2014年12月16日 | 昭和21年~25年
(母の話)

あんなに伝染病いうのが怖いもんかという事を知った。

ウチではおばあさんと、りさぶろーじいさんがなった。その頃保険所は無いんで役場から二~三人きて土間や便所や畳に粉を撒いた。

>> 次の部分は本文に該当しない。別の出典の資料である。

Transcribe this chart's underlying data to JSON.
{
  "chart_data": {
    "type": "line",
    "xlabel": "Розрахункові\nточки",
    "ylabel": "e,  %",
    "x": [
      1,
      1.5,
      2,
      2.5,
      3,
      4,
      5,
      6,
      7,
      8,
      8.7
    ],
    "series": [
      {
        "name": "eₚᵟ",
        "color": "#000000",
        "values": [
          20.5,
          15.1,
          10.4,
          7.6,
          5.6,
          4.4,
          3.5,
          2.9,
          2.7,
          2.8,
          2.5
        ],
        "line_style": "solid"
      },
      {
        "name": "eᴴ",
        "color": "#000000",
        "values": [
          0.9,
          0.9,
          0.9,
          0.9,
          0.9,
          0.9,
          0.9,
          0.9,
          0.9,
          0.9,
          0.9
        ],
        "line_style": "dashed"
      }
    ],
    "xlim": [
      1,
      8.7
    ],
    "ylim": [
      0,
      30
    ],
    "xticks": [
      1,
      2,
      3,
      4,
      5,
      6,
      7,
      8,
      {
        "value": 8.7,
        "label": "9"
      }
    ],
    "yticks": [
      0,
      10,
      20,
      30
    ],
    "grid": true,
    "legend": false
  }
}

長女を背おって隔離所までいきょうた。お腹には長男がいた。

出何処は隣のカーさんじゃったが、カーさんは直った。
茂平だけでなく大宣では長女の同級生の○○さんのお母さんがなって、死んだ。
○○さんは一番勉強がよおできていて、いいところに嫁にいった。今でも会うことがある。



(父の話)

新林池の前に隔離所があった。戦前からあった。
終戦後伝染病がはやり、隔離していた。
当時うちでも伝染病でりさぶろーお爺さんが死んだ。
隔離所はしんばやしがもりをしていた。
要らんようになって、市に合併した頃、市に移管した。


城見村の施設としてあった隔離所はウチでもおばあちゃんが一時はいっていた。
赤痢や疫痢になった人は普通家で看病していたが隔離するよううるさく指導され、連れて行くようになった。
軍隊にいるとき家に(一時)帰宅する場合”家に伝染病のひとはいない”ことを確認してからでないと帰れなかった。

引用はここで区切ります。